The following works... and I'll describe the elements to what is going on. First, I created a temp table "C_Months" with a column Mth (month) with numbers 1-12. I used "Mth" as an abbreviation of Month to not cause possible conflict with POSSIBLE reserved word MONTH. Additionally, in my query, the table reference "C_Preset" is the prepared set of data you mentioned you already have of distinct elements.
SELECT
LVM.Equip_ID,
LVM.Mth,
P1.Year,
P1.MyData
FROM
( SELECT
JEM.Equip_ID,
JEM.Mth,
( SELECT MAX( P.Mth )
FROM C_Preset P
WHERE P.Equip_ID = JEM.Equip_ID
AND P.Mth <= JEM.Mth ) as MaxMth
FROM
( SELECT distinct
p.equip_id,
c.mth
FROM
C_months c,
C_Preset p
group by
1, 2
HAVING
c.mth >= MIN( p.Mth )
and c.mth <= MAX( p.Mth )
ORDER BY
1, 2 ) JEM
) LVM,
C_Preset P1
WHERE
LVM.Equip_ID = P1.Equip_ID
AND LVM.MaxMth = P1.Mth
ORDER BY
1, 2
The inner most query is a query of the available months (C_Months) associated with a given equipment ID. In your example, equipment ID 1 had a values of 1,2,5. So this would return 1, 2, 3, 4, 5. And for Equipment ID 2, it started with 2, but ended with 6, so it would return 2, 3, 4, 5, 6. Hence the aliased reference JEM (Just Equipment Months)
Then, the field selection for MaxMth (Maximum month)... This is the TRICKY ONE
( SELECT MAX( P.Mth )
FROM C_Preset P
WHERE P.Equip_ID = JEM.Equip_ID
AND P.Mth <= JEM.Mth ) as MaxMth
From this, stating I want the maximum month AVAILABLE (from JEM) associated with the given equipment that is AT OR LESS than the month In question (detecting the highest "valid" equipment item/month within the qualified list. The result of this would result in...
Equip_ID Mth MaxMth
1 1 1
1 2 2
1 3 2
1 4 2
1 5 5
2 2 2
2 3 2
2 4 4
2 5 4
2 6 6
So, for your example of ID = 1, you had months 1, 2, 5 (3 and 4 were missing), so the last valid month that 3 and 4 would refer to is sequence #2's month.

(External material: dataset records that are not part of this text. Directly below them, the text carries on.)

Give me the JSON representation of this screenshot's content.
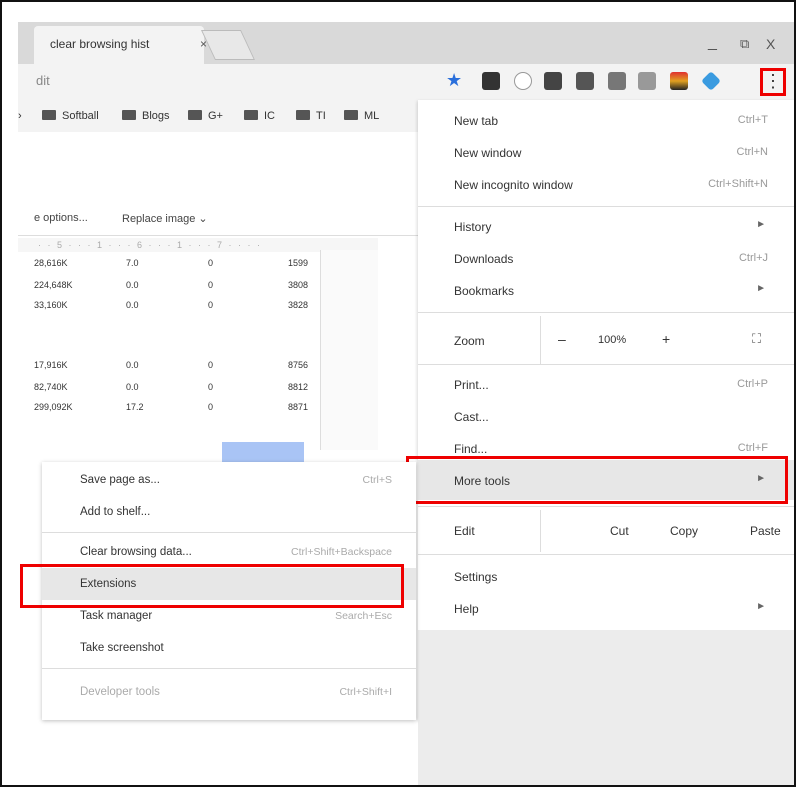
{
  "tab": {
    "title": "clear browsing hist",
    "close": "×"
  },
  "window": {
    "minimize": "_",
    "restore": "⧉",
    "close": "X"
  },
  "omnibox": {
    "text": "dit"
  },
  "menu_button": {
    "glyph": "⋮"
  },
  "bookmarks": [
    {
      "label": "Softball"
    },
    {
      "label": "Blogs"
    },
    {
      "label": "G+"
    },
    {
      "label": "IC"
    },
    {
      "label": "TI"
    },
    {
      "label": "ML"
    }
  ],
  "doc": {
    "toolbar": {
      "image_options": "e options...",
      "replace_image": "Replace image ⌄"
    },
    "ruler": "· · 5 · · · 1 · · · 6 · · · 1 · · · 7 · · · ·",
    "rows": [
      [
        "28,616K",
        "7.0",
        "0",
        "1599"
      ],
      [
        "224,648K",
        "0.0",
        "0",
        "3808"
      ],
      [
        "33,160K",
        "0.0",
        "0",
        "3828"
      ],
      [
        "17,916K",
        "0.0",
        "0",
        "8756"
      ],
      [
        "82,740K",
        "0.0",
        "0",
        "8812"
      ],
      [
        "299,092K",
        "17.2",
        "0",
        "8871"
      ]
    ]
  },
  "menu": {
    "new_tab": {
      "label": "New tab",
      "shortcut": "Ctrl+T"
    },
    "new_window": {
      "label": "New window",
      "shortcut": "Ctrl+N"
    },
    "new_incognito": {
      "label": "New incognito window",
      "shortcut": "Ctrl+Shift+N"
    },
    "history": {
      "label": "History",
      "arrow": "►"
    },
    "downloads": {
      "label": "Downloads",
      "shortcut": "Ctrl+J"
    },
    "bookmarks": {
      "label": "Bookmarks",
      "arrow": "►"
    },
    "zoom": {
      "label": "Zoom",
      "minus": "–",
      "value": "100%",
      "plus": "+",
      "fullscreen": "⛶"
    },
    "print": {
      "label": "Print...",
      "shortcut": "Ctrl+P"
    },
    "cast": {
      "label": "Cast..."
    },
    "find": {
      "label": "Find...",
      "shortcut": "Ctrl+F"
    },
    "more_tools": {
      "label": "More tools",
      "arrow": "►"
    },
    "edit": {
      "label": "Edit",
      "cut": "Cut",
      "copy": "Copy",
      "paste": "Paste"
    },
    "settings": {
      "label": "Settings"
    },
    "help": {
      "label": "Help",
      "arrow": "►"
    }
  },
  "submenu": {
    "save_page": {
      "label": "Save page as...",
      "shortcut": "Ctrl+S"
    },
    "add_to_shelf": {
      "label": "Add to shelf..."
    },
    "clear_data": {
      "label": "Clear browsing data...",
      "shortcut": "Ctrl+Shift+Backspace"
    },
    "extensions": {
      "label": "Extensions"
    },
    "task_manager": {
      "label": "Task manager",
      "shortcut": "Search+Esc"
    },
    "screenshot": {
      "label": "Take screenshot"
    },
    "dev_tools": {
      "label": "Developer tools",
      "shortcut": "Ctrl+Shift+I"
    }
  },
  "colors": {
    "highlight_box": "#e00000",
    "star": "#2a6fdb"
  }
}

Likewise for ID = 2, you had months 2, 4 and 6... Here, 3 would refer back to 2, 5 would refer back to 4.
The rest is the easy part. Now, we join your LVM (Last Valid Month) result as shown above to your original C_Preset (less records). But since we now have the last valid month to directly associate to an existing record in the C_Preset, we join by equipment id and the MaxMth colum, and NOT THE ACTUAL month.
Hope this helps... Again, you'll probably have to change my "mth" column references to "month" to match your format.